En 1959, les spectateurs du Théâtre des Nations à Paris découvraient éblouis sa version de "Titus Andronicus" première pièce de Shakespeare avec Laurence Olivier et Vivian Leigh. Il fonde en 1970 une troupe de théâtre expérimental le Centre international de recherche théâtrale (CIRT) avec des acteurs venus du monde entier dont sa femme, Natasha Parry. La troupe se produit en France mais aussi au Moyen-Orient, en Afrique et même en Amérique sur des scènes peu conventionnelles, foyers d’immigrés, hôpitaux, banlieues aussi bien que dans les ruines de Persépolis. Une seule règle qu’il observera jusqu’au bout, le public ne peut assister aux répétitions.

"Je n'ai aucune raison de travailler ailleurs"

L’ensemble rebaptisé Centre international de créations théâtrales (CICT), s’installe en 1974 dans un théâtre parisien à l’abandon, fermé pour cause d’insalubrité et voué à la démolition, que sa fidèle collaboratrice Micheline Rozan avait découvert. Le Théâtre des Bouffes du Nord construit en 1876 permettra à Peter Brook de concrétiser sa vision du théâtre moderne, le décor est réduit au minimum et la mise en scène s’inspire notamment des traditions théâtrales et musicales extra-européennes. Il en fera un lieu mythique. L’ouverture eut lieu le 15 octobre 1974 avec "Timon d'Athènes" de Shakespeare, adaptation de Jean-Claude Carrière et une mise en scène de Peter Brook. Il révélera "Nous avions conservé les vieux sièges en bois du balcon, mais en les recouvrant d'un nouveau tissu.
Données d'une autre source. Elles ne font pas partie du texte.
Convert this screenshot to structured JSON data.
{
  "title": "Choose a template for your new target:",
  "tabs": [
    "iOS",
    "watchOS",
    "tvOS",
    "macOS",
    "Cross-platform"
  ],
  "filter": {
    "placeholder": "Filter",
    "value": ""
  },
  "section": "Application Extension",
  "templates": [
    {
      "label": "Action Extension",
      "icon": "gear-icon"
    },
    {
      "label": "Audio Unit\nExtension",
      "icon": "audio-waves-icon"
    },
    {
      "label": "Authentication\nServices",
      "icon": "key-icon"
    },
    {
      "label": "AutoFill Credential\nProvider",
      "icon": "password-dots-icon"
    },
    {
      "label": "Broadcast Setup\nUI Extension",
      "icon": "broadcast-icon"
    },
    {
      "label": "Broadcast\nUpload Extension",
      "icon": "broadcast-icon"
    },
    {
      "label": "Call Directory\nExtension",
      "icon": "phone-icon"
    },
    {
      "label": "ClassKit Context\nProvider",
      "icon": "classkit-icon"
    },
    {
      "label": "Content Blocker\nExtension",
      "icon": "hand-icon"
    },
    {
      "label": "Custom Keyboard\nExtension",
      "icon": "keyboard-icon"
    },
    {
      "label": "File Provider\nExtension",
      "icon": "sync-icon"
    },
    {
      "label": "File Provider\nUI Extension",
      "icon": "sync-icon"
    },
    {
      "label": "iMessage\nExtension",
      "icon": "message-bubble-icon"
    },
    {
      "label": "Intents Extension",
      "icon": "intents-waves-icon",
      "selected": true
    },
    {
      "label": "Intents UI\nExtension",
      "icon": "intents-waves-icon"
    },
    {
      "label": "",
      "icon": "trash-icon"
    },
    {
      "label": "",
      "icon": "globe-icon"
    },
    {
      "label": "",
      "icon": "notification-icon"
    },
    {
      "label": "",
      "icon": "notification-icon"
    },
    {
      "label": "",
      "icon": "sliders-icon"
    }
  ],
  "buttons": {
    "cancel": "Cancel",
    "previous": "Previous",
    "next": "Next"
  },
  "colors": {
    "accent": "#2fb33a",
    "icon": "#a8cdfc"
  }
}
Pendant les premières représentations, quelques personnes sont restées littéralement collées à leur siège, et nous avons dû rembourser quelques dames très fâchées d'avoir laissé un morceau de leur jupe"… Le succès fut immédiat. "Il y eut beaucoup d'applaudissements, mais qui cassèrent littéralement la barque, puisque de grands pans de moulures se détachèrent sous l'effet des vibrations, et tombèrent, ratant de peu les têtes de nos spectateurs". Il dirigera les Bouffes Nord jusqu’en 2010. Ce qui ne l’empêchera pas d’y revenir comme metteur en scène comme par exemple pour "Why?", une pièce testamentaire qu’il a écrite avec Marie-Hélène Estienne son assistante, une simple question est posée, pourquoi faire du théâtre?
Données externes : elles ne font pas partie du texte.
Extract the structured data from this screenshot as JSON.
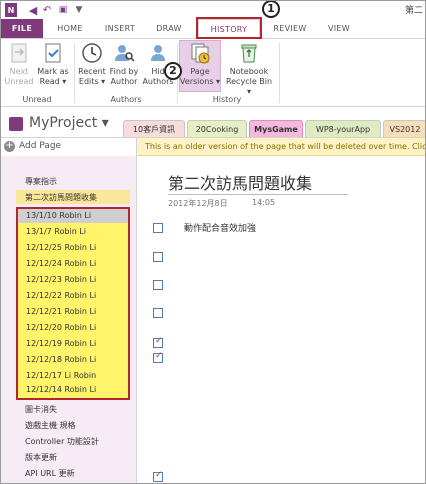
{
  "window": {
    "title": "第二"
  },
  "tabs": {
    "file": "FILE",
    "home": "HOME",
    "insert": "INSERT",
    "draw": "DRAW",
    "history": "HISTORY",
    "review": "REVIEW",
    "view": "VIEW"
  },
  "ribbon": {
    "unread": {
      "label": "Unread",
      "next_unread": [
        "Next",
        "Unread"
      ],
      "mark_as_read": [
        "Mark as",
        "Read ▾"
      ]
    },
    "authors": {
      "label": "Authors",
      "recent_edits": [
        "Recent",
        "Edits ▾"
      ],
      "find_by_author": [
        "Find by",
        "Author"
      ],
      "hide_authors": [
        "Hid",
        "Authors"
      ]
    },
    "history": {
      "label": "History",
      "page_versions": [
        "Page",
        "Versions ▾"
      ],
      "notebook_recycle_bin": [
        "Notebook",
        "Recycle Bin ▾"
      ]
    }
  },
  "callouts": {
    "one": "1",
    "two": "2"
  },
  "notebook": {
    "name": "MyProject ▾",
    "sections": [
      "10客戶資訊",
      "20Cooking",
      "MysGame",
      "WP8-yourApp",
      "VS2012"
    ]
  },
  "add_page_label": "Add Page",
  "banner_text": "This is an older version of the page that will be deleted over time. Click he",
  "pages": {
    "before": [
      "專案指示",
      "第二次訪馬問題收集"
    ],
    "versions": [
      "13/1/10 Robin Li",
      "13/1/7 Robin Li",
      "12/12/25 Robin Li",
      "12/12/24 Robin Li",
      "12/12/23 Robin Li",
      "12/12/22 Robin Li",
      "12/12/21 Robin Li",
      "12/12/20 Robin Li",
      "12/12/19 Robin Li",
      "12/12/18 Robin Li",
      "12/12/17 Li Robin",
      "12/12/14 Robin Li"
    ],
    "after": [
      "圖卡消失",
      "遊戲主機 規格",
      "Controller 功能設計",
      "版本更新",
      "API URL 更新"
    ]
  },
  "page_content": {
    "title": "第二次訪馬問題收集",
    "date": "2012年12月8日",
    "time": "14:05",
    "items": [
      "動作配合音效加強"
    ]
  }
}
En 1985, au Festival d’Avignon, sa création "Le Mahabharata" adaptation de Jean-Claude Carrière, suscitera la curiosité. Cette épopée mythologique hindoue durait neuf heures… en trois représentations. Il en tirera un film en 1989.
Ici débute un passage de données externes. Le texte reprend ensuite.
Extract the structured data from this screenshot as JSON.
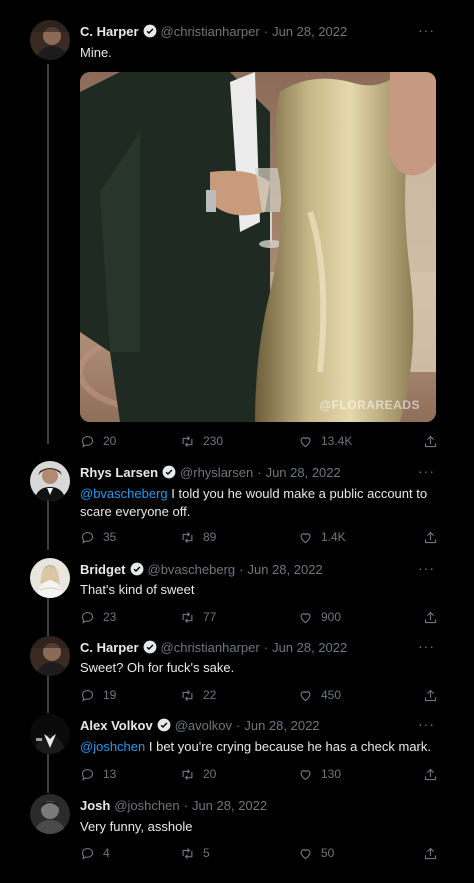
{
  "tweets": [
    {
      "name": "C. Harper",
      "handle": "@christianharper",
      "date": "Jun 28, 2022",
      "text": "Mine.",
      "replies": "20",
      "retweets": "230",
      "likes": "13.4K",
      "watermark": "@FLORAREADS"
    },
    {
      "name": "Rhys Larsen",
      "handle": "@rhyslarsen",
      "date": "Jun 28, 2022",
      "mention": "@bvascheberg",
      "text": " I told you he would make a public account to scare everyone off.",
      "replies": "35",
      "retweets": "89",
      "likes": "1.4K"
    },
    {
      "name": "Bridget",
      "handle": "@bvascheberg",
      "date": "Jun 28, 2022",
      "text": "That's kind of sweet",
      "replies": "23",
      "retweets": "77",
      "likes": "900"
    },
    {
      "name": "C. Harper",
      "handle": "@christianharper",
      "date": "Jun 28, 2022",
      "text": "Sweet? Oh for fuck's sake.",
      "replies": "19",
      "retweets": "22",
      "likes": "450"
    },
    {
      "name": "Alex Volkov",
      "handle": "@avolkov",
      "date": "Jun 28, 2022",
      "mention": "@joshchen",
      "text": " I bet you're crying because he has a check mark.",
      "replies": "13",
      "retweets": "20",
      "likes": "130"
    },
    {
      "name": "Josh",
      "handle": "@joshchen",
      "date": "Jun 28, 2022",
      "text": "Very funny, asshole",
      "replies": "4",
      "retweets": "5",
      "likes": "50"
    }
  ],
  "colors": {
    "background": "#000000",
    "text": "#e7e9ea",
    "muted": "#71767b",
    "accent": "#1d9bf0",
    "thread_line": "#3e4144"
  },
  "icons": [
    "reply-icon",
    "retweet-icon",
    "like-icon",
    "share-icon",
    "verified-icon",
    "more-icon"
  ]
}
Cette carrière de presque 75 ans ne s’intéressa pas qu’au théâtre, il réalisa des mises en scène pour le Royal Opera House de Londres ou le Métropolitain de New York, avec Jean-Claude Carrière et le compositeur Marius Constant, il montera La Tragédie de Carmen en 1981 dont il fera un film deux ans plus tard. En 1998, ce sera Don Giovanni au Festival d'Aix-en-Provence. Il s’aventurera également dans le genre de la comédie musicale avec "Irma la douce".

Parmi la douzaine de films réalisés, on remarque en 1960 "Moderato Cantabile" inspiré du roman éponyme de Marguerite Duras avec Jeanne Moreau et Jean-Paul Belmondo ainsi que "Sa majesté des mouches" en 1963.
Parmi toutes les récompenses qui ont couronné cette carrière prestigieuse toute dévouée au théâtre on relève un Molière d'honneur à la 25e cérémonie des Molières en 2011.